The reclassification is the result of detecting two herds with the disease in eastern New Mexico's accredited-free zone since May 2007, APHIS said in the interim ruling in today's Federal Register. "This action is necessary to reduce the likelihood of the spread of tuberculosis in the United States,” the document said.
"We hate it, of course,” Sharon Lombardi, executive director of New Mexico Dairy Producers Association, said today. "We anticipate it will cost us $6 million in testing costs, movement requirements and lost sales.”
New Mexico has more than 1.5 million cattle and calves, including 340,000 dairy cattle.
Lombardi and several of the producers she represents suspect Mexican roping steers as the source of the contagious respiratory disease. The animals enter the U.S. too easily, she said, adding, "USDA is not safeguarding our livestock in the U.S.”
New Mexico had been operating under a "split-state” status after the disease was detected in a large, two-herd dairy in 2007. Lombardi said she was disappointed that USDA had put the entire state under the new TB status, "since it took so long for us to get split-state status.”
New Mexico Governor Bill Richardson joined the state's livestock industry in opposing the loss of the split-state status. Richardson asked USDA Secretary Ed Schafer this week to expand New Mexico's MAA zone in Roosevelt and Curry counties rather than downgrade the whole state.
"We have the resources, statutory authority and capacity to effectively control this problem,” noted Richardson.
Because of its extensive stretches of 200 miles or more with no towns, herds or infrastructure, a split-status TB designation works better for New Mexico than it does in other states, Lombardi said.
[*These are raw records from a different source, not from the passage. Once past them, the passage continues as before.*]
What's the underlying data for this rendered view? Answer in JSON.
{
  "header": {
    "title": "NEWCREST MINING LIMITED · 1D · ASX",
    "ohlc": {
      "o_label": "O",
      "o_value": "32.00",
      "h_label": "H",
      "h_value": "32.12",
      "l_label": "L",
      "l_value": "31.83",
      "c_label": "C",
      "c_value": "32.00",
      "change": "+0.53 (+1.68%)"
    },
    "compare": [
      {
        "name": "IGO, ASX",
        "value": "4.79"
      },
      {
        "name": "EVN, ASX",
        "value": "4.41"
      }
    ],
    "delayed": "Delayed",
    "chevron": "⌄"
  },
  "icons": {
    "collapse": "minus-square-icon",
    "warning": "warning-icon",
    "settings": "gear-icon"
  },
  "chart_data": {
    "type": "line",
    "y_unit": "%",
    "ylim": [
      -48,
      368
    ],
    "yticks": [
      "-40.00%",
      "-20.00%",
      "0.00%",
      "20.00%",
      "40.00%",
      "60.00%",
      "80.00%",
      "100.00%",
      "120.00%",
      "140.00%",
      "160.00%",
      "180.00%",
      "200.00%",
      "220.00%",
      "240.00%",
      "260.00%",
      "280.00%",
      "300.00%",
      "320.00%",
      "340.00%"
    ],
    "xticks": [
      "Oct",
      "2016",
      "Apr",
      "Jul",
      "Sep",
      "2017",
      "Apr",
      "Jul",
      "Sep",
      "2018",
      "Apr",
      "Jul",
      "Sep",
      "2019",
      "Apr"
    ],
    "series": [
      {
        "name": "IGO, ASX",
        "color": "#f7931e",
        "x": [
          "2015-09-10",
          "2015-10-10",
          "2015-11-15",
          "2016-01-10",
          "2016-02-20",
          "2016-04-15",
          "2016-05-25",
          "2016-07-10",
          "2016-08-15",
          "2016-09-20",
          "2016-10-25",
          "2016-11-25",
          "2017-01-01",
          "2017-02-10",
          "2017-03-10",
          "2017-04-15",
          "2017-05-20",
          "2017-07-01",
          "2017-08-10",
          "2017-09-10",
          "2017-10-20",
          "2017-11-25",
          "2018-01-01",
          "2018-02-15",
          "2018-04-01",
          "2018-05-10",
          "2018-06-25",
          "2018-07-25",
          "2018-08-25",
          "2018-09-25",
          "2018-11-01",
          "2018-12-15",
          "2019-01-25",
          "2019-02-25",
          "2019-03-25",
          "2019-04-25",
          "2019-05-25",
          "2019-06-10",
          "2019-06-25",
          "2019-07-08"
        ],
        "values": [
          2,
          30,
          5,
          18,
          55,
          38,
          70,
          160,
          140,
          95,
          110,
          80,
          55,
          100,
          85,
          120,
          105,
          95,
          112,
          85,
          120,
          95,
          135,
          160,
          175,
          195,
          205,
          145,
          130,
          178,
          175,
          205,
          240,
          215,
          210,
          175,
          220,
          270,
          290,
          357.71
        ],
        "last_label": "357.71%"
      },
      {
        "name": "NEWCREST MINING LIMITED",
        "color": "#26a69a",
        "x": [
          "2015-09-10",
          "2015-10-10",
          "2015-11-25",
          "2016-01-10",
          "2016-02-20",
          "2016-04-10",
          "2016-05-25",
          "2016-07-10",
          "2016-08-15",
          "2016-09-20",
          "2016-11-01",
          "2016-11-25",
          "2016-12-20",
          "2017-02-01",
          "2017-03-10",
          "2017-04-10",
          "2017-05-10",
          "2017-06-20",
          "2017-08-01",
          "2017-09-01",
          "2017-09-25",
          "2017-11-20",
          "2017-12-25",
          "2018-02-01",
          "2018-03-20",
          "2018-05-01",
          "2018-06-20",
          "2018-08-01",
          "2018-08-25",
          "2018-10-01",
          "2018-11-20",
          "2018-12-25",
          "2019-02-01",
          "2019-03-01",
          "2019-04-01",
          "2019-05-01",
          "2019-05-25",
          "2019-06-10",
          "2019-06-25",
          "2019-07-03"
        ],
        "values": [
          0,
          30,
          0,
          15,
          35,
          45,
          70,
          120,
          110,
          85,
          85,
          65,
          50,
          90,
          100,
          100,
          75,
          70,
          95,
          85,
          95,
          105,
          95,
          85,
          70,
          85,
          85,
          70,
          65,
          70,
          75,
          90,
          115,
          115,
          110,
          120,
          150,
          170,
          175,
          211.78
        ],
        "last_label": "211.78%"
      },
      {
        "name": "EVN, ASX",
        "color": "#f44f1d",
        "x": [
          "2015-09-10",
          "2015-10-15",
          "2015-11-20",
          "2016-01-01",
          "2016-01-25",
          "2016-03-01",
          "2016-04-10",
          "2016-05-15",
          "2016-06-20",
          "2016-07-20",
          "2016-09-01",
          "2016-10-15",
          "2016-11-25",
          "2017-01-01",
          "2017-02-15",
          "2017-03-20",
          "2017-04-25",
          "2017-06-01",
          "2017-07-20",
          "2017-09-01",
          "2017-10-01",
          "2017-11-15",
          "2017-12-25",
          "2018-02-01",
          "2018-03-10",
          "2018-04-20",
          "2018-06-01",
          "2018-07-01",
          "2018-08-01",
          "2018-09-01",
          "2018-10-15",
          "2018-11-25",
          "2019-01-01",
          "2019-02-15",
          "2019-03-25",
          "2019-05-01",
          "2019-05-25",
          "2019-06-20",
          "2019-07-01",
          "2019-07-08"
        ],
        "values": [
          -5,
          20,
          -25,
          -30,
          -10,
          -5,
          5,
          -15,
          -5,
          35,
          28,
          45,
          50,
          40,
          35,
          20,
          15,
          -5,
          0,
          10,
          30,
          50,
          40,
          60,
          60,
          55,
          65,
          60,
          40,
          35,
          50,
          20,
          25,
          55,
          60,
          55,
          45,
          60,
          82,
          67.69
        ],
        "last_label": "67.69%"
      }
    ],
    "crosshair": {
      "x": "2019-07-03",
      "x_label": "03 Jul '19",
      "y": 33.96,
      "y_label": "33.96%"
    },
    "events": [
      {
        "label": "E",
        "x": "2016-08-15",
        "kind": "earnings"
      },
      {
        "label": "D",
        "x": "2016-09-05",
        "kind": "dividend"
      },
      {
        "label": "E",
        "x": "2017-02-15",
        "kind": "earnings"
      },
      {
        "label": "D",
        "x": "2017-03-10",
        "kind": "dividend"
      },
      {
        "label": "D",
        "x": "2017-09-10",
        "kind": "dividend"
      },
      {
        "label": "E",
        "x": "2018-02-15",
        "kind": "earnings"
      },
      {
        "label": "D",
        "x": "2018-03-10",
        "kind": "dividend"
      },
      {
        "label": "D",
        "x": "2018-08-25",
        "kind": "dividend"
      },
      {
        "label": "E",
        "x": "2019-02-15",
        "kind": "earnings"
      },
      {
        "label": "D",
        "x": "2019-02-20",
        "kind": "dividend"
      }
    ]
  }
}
USDA has five status levels, or stages, for states and zones with bovine TB. Before today's ranking, New Mexico had been split into two levels: free and Modified Accredited Advanced.
USDA also is expected to downgrade California's bovine TB status after three herds tested positive for the disease this year. State and federal officials are considering a "split-state” status for California.